Statt Filet und Hühnerbrust
Hin zu fleischloser Lust.
Ein kleines Gedicht als Aufruf zum Tierschutz:
MENSCH UND TIER
Uns’re Tiere haben’s schwer,
Wir behandeln sie nicht fair.
Ein Mensch, wie stolz das klingt,
Der großes Leid den Tieren bringt.
Geflügelknast und Schweinemast
Sind Quälerei und Umweltlast.
Kükenschreddern ist das Wort
Für abscheulichen Massenmord.
Tiere als Versuchsobjekt,
Vor nichts wird zurückgeschreckt.
Der Killeraffe,
Der sich zur Tarnung Mensch nannte,
Ist zu allerlei Grausamkeiten imstande.
Die Mitgeschöpfe werden gering geachtet,
Aus purer Fleischeslust wird geschlachtet.
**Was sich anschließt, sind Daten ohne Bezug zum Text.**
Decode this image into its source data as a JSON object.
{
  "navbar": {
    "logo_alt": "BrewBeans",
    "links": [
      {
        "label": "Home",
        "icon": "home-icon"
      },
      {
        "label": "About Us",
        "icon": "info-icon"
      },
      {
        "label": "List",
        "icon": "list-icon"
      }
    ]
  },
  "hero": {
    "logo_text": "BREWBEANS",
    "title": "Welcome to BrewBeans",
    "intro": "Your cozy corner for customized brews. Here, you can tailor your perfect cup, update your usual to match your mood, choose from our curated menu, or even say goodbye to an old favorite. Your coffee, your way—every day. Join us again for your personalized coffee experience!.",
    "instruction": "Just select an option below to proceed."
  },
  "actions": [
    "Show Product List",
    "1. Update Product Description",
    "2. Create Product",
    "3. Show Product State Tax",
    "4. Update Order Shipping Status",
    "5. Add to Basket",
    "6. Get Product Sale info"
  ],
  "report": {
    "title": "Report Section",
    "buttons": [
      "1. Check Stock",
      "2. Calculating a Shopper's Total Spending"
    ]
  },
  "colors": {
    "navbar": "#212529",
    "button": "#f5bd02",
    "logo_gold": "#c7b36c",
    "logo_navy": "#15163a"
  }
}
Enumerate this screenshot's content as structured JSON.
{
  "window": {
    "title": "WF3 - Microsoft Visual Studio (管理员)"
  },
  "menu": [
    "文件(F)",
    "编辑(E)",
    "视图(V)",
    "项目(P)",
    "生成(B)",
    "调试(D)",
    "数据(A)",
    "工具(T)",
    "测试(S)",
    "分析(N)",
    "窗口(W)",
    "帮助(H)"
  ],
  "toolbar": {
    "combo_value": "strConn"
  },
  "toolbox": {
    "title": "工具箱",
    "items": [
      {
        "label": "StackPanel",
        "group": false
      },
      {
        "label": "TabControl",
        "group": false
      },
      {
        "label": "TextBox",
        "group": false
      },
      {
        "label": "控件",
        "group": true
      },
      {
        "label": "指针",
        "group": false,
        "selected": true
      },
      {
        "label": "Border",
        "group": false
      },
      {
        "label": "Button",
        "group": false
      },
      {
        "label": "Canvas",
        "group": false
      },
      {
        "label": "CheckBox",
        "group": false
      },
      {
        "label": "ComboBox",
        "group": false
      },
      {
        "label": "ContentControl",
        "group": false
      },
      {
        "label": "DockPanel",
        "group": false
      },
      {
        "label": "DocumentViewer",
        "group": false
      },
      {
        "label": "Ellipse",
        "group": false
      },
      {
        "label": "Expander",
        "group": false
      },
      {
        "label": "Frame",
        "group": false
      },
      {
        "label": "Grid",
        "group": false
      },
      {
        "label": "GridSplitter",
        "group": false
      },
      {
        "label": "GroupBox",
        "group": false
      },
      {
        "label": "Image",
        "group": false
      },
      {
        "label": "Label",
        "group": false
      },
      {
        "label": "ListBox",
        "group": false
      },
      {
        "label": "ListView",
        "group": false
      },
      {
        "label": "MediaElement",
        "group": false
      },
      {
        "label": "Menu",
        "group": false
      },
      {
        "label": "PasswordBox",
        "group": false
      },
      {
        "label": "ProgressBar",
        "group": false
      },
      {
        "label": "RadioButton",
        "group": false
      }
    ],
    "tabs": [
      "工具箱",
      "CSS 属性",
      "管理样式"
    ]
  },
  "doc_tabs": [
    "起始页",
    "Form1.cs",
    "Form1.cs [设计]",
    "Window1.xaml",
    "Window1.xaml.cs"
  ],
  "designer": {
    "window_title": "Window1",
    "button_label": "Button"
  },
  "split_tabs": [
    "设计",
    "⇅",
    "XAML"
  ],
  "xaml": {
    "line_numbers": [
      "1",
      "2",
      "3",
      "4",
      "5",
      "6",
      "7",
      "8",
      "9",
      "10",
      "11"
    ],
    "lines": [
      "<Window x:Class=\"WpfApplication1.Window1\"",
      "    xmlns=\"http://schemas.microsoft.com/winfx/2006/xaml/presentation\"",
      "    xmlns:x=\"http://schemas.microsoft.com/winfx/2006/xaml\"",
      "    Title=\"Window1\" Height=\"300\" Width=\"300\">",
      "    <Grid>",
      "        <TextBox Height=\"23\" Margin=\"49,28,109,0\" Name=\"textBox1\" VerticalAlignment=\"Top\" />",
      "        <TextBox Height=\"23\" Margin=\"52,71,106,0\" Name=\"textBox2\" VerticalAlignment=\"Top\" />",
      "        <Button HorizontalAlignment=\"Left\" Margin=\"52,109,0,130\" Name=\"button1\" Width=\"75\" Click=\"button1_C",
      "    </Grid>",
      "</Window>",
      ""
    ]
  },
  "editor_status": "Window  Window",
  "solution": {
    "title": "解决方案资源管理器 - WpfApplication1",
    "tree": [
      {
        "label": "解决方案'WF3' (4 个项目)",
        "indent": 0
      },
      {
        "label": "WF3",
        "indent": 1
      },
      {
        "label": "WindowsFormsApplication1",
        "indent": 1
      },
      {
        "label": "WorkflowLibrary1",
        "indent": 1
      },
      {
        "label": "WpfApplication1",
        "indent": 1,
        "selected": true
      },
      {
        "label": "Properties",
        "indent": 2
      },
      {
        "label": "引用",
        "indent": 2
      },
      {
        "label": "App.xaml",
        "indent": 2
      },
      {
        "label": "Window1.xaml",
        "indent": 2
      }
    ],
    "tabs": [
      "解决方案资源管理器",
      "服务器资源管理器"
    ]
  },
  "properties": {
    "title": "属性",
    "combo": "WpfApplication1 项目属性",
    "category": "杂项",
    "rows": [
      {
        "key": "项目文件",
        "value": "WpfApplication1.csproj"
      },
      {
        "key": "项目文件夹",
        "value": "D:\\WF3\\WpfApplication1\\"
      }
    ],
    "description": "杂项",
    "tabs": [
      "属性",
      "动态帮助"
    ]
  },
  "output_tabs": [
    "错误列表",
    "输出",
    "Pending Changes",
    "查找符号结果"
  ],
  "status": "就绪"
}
Tiere müssen sterben für sein Wohlergeh’n,
Die Superpotenz und knitterfreies Ausseh’n;
Für Elfenbein und Felle lassen sie ihr Leben.
Können sie Homo sapiens jemals vergeben?
Man fragt nicht nach der Tiere Befinden,
Profit zählt, das Tierwohl steht ganz hinten.
Bringen wir in ein dunkles Kapitel Licht,
Dem Tierschutz Gewicht, beim Fleische Verzicht!